OK so show me what that's for. Show me something useful you can do with that ability.

> Imagine if keywords in a chat would then trigger searches on your local data to bring up relevant notes/emails/documents into a cache, and then this cache directly powers your autocomplete (or just a sidebar that pops up with the most relevant information).

I'm really trying but.. idgi? I truly cannot imagine how this would improve my life in any way...

> Its cool. Enjoy it.

No. It sounds like a useless complication on my watch. I don't fucking care if it can tell me the phase of the moon. I can look up at the sky and see the moon and know what phase it is.

EDIT: You say:

> If you understand anything about the math and science behind LLMs, you'll understand that this is an achievement worthy of sharing to a community like HN.

OK. So educate me. Tell me what I'm missing.

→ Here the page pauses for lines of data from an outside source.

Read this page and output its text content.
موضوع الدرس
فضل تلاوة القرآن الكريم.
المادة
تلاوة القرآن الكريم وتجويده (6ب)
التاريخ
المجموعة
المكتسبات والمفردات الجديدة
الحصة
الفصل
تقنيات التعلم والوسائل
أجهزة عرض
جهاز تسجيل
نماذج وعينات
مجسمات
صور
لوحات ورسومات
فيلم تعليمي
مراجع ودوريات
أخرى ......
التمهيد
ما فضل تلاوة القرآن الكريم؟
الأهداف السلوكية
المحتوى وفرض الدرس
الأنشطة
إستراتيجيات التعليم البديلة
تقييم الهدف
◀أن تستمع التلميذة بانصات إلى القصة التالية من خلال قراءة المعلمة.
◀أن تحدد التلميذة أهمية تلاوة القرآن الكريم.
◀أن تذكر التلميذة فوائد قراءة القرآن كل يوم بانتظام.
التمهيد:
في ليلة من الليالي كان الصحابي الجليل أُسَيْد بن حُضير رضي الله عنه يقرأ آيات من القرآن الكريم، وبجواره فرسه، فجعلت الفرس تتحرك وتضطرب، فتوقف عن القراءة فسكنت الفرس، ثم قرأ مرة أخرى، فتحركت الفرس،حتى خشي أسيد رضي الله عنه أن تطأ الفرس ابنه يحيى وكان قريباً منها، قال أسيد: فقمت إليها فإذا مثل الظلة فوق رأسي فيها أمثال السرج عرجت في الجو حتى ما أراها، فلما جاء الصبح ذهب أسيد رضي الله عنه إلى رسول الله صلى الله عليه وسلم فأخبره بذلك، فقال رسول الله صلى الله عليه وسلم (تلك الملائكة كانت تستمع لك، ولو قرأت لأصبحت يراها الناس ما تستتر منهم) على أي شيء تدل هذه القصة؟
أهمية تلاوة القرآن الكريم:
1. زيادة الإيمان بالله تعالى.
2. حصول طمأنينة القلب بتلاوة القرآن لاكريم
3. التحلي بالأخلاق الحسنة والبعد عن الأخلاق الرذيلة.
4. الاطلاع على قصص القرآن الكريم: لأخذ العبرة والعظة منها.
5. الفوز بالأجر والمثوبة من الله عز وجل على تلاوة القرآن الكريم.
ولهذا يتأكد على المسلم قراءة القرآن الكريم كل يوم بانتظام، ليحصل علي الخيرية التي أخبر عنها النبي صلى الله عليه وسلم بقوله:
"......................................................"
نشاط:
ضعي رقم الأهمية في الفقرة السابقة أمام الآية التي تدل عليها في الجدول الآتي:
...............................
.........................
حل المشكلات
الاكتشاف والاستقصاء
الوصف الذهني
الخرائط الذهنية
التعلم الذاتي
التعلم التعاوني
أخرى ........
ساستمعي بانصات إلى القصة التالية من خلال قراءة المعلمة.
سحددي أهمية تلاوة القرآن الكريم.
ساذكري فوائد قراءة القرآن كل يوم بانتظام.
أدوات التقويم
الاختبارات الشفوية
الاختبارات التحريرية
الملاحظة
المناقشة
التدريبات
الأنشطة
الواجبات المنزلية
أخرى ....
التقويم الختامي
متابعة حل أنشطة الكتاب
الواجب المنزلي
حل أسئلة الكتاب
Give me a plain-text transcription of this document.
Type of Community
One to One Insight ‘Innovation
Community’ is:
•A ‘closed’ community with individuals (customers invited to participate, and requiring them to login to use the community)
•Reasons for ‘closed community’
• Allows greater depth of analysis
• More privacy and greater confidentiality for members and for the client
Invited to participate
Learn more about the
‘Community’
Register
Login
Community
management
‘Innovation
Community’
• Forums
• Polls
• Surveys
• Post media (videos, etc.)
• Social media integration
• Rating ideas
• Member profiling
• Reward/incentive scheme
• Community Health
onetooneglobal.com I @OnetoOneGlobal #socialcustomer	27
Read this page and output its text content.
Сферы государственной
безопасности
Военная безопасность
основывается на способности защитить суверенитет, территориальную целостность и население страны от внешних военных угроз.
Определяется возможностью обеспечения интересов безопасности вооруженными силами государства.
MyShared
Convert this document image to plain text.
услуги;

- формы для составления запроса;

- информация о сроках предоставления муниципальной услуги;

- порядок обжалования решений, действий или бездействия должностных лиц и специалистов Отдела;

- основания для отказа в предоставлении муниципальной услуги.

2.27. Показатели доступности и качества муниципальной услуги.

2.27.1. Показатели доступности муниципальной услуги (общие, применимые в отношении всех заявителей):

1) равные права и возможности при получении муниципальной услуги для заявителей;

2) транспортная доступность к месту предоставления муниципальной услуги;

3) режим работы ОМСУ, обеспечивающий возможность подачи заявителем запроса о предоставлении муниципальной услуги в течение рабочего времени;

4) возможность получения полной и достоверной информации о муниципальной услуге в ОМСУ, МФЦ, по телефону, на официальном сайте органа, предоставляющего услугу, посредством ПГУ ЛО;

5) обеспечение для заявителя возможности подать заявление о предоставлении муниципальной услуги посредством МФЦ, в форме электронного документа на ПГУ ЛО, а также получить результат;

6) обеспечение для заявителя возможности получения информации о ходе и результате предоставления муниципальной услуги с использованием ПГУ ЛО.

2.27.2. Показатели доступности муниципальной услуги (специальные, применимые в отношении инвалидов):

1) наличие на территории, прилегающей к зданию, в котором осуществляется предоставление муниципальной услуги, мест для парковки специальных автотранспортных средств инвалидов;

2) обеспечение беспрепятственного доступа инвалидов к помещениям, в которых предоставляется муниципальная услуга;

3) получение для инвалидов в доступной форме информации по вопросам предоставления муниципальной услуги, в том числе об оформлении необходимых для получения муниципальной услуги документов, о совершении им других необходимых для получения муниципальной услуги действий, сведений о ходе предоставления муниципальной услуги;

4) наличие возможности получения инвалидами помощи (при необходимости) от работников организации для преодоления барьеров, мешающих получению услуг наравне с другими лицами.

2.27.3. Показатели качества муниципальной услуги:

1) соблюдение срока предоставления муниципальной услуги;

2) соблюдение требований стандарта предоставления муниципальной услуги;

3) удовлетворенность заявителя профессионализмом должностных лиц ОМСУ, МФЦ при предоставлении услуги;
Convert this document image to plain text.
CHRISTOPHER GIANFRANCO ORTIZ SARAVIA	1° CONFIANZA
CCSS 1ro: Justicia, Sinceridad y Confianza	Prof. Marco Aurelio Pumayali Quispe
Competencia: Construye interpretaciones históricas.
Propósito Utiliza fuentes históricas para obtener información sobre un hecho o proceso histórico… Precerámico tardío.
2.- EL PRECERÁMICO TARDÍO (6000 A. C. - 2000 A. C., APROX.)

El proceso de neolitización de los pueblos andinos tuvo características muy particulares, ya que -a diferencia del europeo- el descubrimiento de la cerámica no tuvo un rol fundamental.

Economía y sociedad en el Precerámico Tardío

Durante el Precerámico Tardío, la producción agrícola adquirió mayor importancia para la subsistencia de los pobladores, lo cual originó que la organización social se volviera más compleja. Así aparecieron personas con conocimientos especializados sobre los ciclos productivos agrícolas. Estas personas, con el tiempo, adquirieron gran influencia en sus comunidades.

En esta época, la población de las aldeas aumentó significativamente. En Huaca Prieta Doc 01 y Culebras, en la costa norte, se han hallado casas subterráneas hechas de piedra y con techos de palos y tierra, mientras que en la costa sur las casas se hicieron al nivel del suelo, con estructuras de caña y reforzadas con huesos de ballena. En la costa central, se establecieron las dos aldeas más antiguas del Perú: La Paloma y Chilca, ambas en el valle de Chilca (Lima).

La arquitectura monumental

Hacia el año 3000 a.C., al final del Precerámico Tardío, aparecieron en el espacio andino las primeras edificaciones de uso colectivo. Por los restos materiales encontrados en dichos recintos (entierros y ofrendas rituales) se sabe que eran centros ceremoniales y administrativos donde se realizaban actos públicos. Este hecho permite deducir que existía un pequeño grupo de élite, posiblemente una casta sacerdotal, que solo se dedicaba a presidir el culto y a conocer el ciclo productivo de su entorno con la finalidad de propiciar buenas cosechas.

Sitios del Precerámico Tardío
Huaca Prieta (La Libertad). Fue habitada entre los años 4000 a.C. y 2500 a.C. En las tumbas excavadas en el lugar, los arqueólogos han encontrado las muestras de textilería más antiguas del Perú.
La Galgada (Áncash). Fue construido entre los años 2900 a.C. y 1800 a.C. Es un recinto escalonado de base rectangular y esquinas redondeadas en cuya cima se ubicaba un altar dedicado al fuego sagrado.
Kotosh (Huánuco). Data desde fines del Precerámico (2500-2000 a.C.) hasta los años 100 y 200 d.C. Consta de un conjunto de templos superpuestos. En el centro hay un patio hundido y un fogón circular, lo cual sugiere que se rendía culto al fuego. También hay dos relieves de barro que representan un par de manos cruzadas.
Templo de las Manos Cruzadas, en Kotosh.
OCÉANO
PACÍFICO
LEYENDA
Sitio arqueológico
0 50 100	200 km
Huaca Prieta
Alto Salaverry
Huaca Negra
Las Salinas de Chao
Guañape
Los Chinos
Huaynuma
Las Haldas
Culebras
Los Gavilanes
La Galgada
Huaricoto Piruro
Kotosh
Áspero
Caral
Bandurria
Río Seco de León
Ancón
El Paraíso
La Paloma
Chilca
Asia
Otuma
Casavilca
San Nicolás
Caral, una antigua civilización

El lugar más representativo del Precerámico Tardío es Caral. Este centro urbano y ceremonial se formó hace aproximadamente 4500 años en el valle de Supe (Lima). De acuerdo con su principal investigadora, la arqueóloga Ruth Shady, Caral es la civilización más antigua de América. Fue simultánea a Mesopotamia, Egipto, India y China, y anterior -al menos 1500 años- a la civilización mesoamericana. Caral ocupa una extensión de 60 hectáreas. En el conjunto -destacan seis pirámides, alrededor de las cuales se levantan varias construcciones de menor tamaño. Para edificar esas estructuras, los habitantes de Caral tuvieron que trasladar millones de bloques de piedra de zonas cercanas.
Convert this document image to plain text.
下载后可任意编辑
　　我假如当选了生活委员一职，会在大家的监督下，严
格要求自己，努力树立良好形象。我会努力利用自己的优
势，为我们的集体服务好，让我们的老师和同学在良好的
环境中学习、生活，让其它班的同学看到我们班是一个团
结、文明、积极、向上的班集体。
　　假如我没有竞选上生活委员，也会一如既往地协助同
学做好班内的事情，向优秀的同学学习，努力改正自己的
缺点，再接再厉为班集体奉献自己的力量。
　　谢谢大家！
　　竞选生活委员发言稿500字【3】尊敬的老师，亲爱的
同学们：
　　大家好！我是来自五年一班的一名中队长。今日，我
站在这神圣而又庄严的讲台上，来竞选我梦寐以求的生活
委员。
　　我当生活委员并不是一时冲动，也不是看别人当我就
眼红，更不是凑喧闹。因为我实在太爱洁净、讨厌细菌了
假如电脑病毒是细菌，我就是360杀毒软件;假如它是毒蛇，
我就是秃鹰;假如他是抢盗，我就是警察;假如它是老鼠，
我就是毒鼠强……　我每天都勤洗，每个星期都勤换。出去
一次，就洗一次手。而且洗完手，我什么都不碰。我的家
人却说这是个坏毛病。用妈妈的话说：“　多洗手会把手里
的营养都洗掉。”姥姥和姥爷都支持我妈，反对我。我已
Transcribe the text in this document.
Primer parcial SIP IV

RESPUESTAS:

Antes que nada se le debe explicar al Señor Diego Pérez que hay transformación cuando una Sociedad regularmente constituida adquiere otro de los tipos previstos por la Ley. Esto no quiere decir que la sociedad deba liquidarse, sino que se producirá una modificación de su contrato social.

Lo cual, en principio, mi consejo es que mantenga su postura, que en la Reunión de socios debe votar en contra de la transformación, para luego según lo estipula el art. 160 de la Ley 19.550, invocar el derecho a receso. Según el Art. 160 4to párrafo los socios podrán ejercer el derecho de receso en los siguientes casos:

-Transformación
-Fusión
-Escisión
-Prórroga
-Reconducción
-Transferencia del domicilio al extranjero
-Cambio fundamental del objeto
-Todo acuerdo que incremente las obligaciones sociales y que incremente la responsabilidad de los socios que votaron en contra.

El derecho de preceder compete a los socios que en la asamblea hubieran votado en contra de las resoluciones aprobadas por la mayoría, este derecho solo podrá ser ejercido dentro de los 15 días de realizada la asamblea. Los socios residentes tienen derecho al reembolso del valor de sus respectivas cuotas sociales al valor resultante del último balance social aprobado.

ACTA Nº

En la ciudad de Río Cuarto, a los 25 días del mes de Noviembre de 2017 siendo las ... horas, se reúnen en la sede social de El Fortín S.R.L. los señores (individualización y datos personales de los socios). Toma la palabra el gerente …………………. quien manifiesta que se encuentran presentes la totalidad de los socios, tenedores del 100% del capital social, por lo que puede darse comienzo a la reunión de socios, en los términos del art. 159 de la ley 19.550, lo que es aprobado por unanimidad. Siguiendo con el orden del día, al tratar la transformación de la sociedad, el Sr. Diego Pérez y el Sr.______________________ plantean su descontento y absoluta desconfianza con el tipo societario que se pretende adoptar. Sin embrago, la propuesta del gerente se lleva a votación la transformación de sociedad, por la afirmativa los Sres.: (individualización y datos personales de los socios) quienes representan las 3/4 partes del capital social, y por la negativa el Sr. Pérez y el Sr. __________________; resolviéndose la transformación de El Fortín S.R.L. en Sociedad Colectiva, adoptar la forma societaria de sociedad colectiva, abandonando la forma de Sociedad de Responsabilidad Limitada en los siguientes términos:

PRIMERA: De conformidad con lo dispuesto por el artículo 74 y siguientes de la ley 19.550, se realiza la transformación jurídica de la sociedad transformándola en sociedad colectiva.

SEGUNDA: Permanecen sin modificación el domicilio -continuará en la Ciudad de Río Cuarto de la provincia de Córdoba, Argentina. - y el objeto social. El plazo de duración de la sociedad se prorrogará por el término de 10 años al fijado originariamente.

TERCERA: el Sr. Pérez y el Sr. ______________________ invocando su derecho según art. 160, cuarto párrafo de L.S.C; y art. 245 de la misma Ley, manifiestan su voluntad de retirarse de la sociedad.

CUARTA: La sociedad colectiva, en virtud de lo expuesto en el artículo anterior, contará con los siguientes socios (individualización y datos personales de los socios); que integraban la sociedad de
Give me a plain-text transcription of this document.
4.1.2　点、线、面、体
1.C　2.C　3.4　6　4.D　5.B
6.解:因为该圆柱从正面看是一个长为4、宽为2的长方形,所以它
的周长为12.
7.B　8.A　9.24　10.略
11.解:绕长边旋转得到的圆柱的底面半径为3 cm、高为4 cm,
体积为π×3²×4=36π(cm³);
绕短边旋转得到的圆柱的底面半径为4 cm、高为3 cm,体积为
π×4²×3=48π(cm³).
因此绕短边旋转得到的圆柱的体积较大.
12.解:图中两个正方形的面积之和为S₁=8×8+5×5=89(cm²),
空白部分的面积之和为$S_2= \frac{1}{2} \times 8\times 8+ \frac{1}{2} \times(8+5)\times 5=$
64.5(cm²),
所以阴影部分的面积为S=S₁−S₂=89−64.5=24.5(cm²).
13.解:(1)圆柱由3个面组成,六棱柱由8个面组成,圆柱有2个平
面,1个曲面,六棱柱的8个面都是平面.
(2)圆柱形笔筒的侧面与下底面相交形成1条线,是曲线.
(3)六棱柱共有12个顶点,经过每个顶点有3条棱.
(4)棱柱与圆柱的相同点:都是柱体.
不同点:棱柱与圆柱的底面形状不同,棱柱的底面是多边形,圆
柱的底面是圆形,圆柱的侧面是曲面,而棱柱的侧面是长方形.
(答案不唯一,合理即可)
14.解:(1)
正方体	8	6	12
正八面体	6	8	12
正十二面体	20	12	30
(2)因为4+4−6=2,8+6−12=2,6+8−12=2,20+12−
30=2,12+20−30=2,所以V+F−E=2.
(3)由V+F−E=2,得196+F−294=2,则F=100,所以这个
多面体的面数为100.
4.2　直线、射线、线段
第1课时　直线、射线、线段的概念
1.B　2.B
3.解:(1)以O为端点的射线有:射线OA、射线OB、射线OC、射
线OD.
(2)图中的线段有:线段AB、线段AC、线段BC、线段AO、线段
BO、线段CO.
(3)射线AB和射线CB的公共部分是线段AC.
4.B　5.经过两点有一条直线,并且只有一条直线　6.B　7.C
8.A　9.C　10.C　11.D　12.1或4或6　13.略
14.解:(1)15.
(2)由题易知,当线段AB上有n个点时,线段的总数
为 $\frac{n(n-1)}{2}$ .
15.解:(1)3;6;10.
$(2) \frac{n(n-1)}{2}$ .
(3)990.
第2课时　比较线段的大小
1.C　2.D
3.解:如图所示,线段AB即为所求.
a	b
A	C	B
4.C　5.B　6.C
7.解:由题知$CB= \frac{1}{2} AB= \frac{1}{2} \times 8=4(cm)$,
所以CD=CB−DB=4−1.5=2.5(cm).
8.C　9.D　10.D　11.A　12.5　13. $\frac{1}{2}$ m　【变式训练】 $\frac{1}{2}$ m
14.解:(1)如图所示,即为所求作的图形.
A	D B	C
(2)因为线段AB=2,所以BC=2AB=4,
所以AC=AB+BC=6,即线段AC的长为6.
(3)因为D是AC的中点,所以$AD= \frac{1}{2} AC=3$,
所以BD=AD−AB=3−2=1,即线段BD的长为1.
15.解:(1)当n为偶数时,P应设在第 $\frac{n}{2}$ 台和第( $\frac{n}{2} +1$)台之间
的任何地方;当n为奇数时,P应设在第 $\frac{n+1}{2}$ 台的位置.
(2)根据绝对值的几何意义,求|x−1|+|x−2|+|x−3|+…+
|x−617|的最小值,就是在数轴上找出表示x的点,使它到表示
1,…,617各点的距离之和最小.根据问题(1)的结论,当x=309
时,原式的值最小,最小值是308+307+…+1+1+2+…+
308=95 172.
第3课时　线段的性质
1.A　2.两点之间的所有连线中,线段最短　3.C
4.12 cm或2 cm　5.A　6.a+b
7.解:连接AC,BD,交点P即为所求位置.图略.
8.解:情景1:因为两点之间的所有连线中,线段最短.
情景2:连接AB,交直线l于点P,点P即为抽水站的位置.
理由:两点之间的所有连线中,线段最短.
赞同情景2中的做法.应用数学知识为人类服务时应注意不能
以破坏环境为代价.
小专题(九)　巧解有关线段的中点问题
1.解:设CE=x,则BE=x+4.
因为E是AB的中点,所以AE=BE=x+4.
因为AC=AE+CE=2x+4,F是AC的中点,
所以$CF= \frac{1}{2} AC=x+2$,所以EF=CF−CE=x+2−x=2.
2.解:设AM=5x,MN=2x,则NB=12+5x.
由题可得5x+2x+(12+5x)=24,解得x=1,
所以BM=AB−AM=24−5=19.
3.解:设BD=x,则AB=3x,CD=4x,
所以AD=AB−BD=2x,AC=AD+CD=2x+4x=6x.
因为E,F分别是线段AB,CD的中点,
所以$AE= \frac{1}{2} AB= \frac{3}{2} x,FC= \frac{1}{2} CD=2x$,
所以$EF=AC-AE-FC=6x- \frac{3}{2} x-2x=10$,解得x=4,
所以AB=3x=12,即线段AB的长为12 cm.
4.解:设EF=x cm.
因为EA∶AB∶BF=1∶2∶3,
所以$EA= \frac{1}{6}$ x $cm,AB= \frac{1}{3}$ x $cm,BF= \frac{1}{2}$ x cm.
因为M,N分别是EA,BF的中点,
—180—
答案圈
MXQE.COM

HenryNdubuaku 12 hours ago|||
You can think of “phone use” for instance, what Siri is supposed to be.
jcgrillo 12 hours ago||
I mean.. Siri basically works? When I'm driving I say "Hey Siri, find me a gas station along my route", and it does. Or I say "Hey Siri, call Joe Bob mobile" and it does. Or I say "Hey Siri, play me a podcast". This is kind of a solved problem already? When I'm driving this is literally as complicated of a distraction as I want--I'm not going to be dictating emails or texts. When I'm not driving, the touchscreen keyboard (as shitty an interface as that is) is 100x better than voiced natural language commands.
ilaksh 12 hours ago||
It does just barely work now after they spent billions, and they may still fall back to cloud LLMs for a significant number of things. This is a way that everyone can get that on the actual Apple Watch or local phone for any application they build.
jcgrillo 11 hours ago||
I get that, but I still can't imagine what it might be for. TBH I don't have a smart watch, because I can't think of anything I'd want one for--my mechanical watch keeps time to within a few seconds per month and the lume lasts all night. I don't know what making it "smarter" would do for me, it does an A+ job of being a watch. What are the things that "everyone" can build with this that actually matter? Like, what is the differentiator?

EDIT: To be clear, the monoculture of phone operating systems sucks. If this somehow enables more entrants into that space then I'm all for it. However, I don't see this in particular being the deciding factor... For example, the reason I don't run a 3rd party operating system on my phone isn't because it's lacking Siri or "OK Google" (if these things went away tomorrow I'd barely notice), it's because it would be a pain in the ass to make it be a phone.